Wilms tumor: "State-of-the-art" update, 2016.

Author information

1
Department of Pediatric Surgery, APHP Hôpital Armand Trousseau, Research Unit St Antoine Inserm UMRS.938, Sorbonne Universités, UPMC Univ Paris 06, Paris, France.
2
Pediatric Surgery Department, C.S. Mott Children׳s Hospital, University of Michigan, Ann Arbor, Michigan.
3
Cancer Section, Developmental Biology & Cancer Programme, Institute of Child Health, University College London, 30 Guilford St, London WC1N 1EH, UK. Electronic address: k.pritchard-jones@ucl.ac.uk.

Abstract

Despite an impressive increase in survival rate over the past decades, there is still a need to improve the survival of specific subgroups of Wilms tumor (anaplastic, metastatic, and bilateral) and to decrease the late effects of treatment in terms of renal function and heart toxicity.
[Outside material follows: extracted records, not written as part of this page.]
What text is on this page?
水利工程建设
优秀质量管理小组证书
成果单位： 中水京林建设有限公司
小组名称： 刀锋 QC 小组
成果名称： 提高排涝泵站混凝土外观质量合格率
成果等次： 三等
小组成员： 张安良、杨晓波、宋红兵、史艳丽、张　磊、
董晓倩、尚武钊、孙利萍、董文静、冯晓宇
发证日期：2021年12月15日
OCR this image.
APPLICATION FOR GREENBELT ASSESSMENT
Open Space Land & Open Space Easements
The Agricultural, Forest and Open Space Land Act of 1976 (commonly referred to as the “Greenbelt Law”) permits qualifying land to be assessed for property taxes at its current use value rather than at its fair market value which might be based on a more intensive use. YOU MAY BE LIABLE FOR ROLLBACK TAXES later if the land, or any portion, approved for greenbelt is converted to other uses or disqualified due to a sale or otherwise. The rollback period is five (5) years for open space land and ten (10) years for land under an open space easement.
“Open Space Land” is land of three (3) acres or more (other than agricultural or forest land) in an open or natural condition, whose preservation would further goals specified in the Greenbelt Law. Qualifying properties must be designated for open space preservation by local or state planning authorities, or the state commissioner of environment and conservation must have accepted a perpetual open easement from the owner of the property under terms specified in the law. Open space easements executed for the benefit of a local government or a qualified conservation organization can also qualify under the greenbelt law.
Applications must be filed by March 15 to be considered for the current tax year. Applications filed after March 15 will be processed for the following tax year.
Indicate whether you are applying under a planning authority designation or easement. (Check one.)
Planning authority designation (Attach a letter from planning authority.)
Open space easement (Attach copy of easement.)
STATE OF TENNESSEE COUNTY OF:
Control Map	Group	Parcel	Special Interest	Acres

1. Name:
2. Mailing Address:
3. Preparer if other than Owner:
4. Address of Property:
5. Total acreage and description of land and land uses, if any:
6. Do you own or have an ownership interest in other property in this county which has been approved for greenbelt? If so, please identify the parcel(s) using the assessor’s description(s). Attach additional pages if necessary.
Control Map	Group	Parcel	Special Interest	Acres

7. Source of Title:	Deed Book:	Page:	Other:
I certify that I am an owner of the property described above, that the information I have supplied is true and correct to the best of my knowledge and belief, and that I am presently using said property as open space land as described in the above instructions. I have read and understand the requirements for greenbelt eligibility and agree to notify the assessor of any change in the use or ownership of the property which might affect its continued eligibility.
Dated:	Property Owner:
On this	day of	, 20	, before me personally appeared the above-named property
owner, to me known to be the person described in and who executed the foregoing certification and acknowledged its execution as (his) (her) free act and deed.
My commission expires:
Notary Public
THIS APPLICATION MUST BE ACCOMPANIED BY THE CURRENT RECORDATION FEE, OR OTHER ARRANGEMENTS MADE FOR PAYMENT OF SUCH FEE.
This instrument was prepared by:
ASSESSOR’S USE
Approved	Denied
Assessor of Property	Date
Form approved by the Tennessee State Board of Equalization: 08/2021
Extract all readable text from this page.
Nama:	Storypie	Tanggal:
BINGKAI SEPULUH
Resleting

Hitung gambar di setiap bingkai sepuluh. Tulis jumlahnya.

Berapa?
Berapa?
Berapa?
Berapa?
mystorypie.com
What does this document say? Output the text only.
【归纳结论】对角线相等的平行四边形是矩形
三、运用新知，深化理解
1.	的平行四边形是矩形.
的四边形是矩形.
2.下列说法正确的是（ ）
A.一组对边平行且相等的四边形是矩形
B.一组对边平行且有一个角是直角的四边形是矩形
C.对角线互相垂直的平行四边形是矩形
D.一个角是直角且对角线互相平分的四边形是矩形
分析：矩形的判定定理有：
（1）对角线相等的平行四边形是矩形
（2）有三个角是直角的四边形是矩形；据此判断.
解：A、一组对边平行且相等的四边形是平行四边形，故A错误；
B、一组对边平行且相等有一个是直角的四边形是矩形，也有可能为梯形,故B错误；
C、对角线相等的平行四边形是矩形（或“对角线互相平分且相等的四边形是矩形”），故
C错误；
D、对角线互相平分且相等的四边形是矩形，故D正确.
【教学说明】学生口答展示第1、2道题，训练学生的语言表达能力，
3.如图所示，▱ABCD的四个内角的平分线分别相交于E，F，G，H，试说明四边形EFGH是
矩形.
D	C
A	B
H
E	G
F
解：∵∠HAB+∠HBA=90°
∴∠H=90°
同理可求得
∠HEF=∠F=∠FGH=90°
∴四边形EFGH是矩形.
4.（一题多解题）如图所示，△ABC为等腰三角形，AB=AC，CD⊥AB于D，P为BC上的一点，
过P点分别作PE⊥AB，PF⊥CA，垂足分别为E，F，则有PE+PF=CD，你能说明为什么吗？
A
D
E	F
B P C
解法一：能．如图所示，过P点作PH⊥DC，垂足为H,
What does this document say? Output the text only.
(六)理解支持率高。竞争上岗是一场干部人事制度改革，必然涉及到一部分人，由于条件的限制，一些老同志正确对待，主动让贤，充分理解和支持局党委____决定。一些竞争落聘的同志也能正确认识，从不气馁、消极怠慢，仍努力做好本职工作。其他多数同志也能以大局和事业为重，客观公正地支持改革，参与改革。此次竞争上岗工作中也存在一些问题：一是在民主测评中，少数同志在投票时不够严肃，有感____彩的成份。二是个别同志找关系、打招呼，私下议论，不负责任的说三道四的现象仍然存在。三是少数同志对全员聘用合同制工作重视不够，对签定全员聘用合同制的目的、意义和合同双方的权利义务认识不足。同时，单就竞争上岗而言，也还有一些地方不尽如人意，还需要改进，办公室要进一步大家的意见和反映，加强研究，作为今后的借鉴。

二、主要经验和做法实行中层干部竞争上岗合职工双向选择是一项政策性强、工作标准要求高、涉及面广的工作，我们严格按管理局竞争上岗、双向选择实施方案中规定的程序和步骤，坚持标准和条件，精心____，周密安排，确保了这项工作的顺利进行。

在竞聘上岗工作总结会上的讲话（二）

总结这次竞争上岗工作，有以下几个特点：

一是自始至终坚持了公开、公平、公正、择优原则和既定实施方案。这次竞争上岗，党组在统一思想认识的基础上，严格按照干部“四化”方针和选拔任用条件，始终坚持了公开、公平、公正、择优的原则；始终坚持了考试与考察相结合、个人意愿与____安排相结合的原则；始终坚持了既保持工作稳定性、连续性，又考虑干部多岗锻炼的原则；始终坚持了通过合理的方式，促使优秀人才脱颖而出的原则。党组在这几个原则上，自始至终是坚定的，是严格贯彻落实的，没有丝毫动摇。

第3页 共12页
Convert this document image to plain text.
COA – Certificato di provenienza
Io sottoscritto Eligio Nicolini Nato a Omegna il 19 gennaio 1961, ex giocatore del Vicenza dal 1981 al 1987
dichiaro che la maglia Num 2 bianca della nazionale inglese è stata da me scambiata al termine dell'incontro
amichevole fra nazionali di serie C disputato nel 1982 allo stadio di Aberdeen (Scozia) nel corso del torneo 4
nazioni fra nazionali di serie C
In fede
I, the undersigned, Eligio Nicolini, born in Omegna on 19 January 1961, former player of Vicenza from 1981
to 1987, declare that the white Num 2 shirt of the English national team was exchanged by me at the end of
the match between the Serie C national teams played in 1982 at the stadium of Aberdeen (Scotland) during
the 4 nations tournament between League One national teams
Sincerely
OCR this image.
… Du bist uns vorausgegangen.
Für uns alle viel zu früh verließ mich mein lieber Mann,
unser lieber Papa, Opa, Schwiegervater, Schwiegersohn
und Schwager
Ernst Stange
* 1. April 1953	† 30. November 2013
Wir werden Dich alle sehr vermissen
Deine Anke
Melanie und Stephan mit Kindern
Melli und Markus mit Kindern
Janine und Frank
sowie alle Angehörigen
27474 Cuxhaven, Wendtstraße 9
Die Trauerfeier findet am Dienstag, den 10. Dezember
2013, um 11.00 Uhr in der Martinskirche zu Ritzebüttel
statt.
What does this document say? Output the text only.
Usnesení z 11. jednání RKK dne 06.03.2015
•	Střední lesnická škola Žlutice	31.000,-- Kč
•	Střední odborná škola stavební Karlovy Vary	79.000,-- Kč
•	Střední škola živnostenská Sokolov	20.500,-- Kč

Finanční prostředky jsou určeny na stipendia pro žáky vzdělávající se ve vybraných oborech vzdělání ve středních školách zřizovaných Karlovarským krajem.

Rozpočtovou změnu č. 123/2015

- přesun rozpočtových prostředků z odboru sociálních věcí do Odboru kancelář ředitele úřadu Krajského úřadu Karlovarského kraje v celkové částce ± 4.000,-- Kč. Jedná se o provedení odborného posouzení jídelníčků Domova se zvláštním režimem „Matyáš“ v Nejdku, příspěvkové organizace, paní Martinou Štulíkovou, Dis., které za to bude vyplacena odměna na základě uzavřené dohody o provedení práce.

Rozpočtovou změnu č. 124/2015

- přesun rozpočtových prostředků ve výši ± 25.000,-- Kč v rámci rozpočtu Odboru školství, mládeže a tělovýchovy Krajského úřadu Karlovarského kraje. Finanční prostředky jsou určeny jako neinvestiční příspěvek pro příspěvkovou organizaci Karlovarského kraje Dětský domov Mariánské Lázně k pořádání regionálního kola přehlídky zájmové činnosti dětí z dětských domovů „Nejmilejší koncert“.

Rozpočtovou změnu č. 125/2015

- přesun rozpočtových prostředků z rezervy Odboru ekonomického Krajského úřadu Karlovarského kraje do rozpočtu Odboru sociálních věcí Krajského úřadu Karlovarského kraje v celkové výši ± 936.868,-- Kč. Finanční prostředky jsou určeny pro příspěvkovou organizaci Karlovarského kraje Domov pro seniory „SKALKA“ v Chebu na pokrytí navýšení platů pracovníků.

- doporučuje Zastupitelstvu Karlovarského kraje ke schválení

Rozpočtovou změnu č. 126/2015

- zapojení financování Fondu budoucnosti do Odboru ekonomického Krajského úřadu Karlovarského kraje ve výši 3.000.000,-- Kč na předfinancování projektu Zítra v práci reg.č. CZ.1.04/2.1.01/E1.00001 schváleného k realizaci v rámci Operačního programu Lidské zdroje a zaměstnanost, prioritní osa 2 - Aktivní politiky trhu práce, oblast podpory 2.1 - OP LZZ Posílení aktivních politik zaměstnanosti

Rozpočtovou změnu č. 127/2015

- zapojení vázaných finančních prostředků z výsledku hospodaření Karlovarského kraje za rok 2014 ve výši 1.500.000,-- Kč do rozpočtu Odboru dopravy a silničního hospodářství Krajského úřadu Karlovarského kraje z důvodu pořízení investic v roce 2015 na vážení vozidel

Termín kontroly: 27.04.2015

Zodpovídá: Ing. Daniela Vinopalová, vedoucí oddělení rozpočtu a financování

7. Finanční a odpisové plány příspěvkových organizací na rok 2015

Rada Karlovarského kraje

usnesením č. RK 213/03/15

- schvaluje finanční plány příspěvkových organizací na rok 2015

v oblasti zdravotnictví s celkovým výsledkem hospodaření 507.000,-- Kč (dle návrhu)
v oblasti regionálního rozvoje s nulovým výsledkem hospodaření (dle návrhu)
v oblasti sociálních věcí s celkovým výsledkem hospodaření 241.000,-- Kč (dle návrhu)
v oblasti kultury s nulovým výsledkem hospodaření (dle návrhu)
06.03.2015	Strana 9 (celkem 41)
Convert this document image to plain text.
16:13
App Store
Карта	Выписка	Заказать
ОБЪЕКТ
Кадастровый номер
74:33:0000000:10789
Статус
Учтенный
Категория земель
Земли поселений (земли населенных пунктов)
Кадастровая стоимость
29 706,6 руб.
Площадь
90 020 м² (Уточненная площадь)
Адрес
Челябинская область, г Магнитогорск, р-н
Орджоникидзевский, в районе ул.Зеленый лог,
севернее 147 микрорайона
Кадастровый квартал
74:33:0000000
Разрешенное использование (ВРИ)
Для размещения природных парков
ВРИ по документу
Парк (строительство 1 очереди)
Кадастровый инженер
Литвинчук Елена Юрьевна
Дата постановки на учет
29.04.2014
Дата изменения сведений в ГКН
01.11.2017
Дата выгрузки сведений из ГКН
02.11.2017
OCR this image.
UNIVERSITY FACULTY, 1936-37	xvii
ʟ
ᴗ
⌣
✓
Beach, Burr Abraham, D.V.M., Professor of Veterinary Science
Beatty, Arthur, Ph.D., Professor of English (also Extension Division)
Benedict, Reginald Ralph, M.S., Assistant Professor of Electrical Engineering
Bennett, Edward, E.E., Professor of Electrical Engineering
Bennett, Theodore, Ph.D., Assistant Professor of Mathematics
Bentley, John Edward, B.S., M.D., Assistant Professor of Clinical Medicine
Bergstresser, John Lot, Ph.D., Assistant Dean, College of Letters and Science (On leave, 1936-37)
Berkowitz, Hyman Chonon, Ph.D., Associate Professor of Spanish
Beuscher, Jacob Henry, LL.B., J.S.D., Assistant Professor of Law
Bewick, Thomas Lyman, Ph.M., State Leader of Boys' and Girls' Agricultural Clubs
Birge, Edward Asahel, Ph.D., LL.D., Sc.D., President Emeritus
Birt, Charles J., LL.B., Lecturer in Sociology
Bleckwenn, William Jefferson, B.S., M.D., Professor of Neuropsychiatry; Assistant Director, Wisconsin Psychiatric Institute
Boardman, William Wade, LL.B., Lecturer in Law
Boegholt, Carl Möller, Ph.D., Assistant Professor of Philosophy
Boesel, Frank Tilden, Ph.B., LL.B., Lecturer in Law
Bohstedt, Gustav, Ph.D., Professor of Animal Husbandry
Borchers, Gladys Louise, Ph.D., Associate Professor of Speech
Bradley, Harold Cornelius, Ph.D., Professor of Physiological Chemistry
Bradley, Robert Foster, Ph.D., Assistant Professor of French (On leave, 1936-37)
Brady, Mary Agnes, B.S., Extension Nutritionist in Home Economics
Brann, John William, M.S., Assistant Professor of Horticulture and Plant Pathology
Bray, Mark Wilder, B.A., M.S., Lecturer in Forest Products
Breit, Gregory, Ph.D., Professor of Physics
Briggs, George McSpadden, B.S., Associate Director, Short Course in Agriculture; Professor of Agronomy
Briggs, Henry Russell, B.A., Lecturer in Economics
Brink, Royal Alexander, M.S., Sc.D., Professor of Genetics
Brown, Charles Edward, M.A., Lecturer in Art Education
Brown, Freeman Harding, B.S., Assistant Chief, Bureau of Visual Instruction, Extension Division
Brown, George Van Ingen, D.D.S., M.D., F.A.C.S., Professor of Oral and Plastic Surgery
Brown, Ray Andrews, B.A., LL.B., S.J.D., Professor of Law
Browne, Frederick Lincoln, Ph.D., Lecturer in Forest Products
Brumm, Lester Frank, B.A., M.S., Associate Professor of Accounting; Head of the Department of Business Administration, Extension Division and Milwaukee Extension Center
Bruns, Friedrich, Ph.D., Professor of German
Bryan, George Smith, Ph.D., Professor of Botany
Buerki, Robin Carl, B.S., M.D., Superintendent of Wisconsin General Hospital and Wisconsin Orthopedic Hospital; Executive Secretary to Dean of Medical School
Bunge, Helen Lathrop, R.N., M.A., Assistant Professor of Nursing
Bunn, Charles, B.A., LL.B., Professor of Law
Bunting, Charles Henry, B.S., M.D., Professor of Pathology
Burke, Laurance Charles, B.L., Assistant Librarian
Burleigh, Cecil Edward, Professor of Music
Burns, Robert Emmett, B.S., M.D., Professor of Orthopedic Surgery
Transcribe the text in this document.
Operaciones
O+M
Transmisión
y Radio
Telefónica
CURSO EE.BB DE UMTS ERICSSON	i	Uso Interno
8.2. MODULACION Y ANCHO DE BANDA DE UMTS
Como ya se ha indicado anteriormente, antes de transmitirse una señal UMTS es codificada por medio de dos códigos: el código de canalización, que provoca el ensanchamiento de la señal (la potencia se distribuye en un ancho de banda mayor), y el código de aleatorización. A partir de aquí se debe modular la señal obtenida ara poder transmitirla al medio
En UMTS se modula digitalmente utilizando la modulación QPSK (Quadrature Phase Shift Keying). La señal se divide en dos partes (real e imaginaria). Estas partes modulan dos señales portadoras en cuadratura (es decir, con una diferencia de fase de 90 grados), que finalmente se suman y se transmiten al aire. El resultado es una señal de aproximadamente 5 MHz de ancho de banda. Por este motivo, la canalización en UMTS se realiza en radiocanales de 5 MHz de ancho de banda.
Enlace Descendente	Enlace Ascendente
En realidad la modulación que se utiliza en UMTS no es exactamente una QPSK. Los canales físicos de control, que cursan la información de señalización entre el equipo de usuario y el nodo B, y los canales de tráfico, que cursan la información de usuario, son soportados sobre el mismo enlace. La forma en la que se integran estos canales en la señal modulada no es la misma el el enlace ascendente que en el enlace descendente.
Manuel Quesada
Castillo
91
We aim to explore new areas of improvement, from diagnosis to treatment: in the field of radiology the increased use of MRI and exploration of its diffusion-weighted imaging capabilities to predict WT histology at diagnosis and for preoperative assessment; in biology the emergence of new biomarkers that could be integrated into the decision-making process; and surgical techniques with more accurate indication of nephron-sparing surgery that is no longer reserved for bilateral WT and the minimally invasive approach. The long-term outcome of patients with WT should thus be a strong indicator of the improvement in adapting and personalizing the treatment to each individual.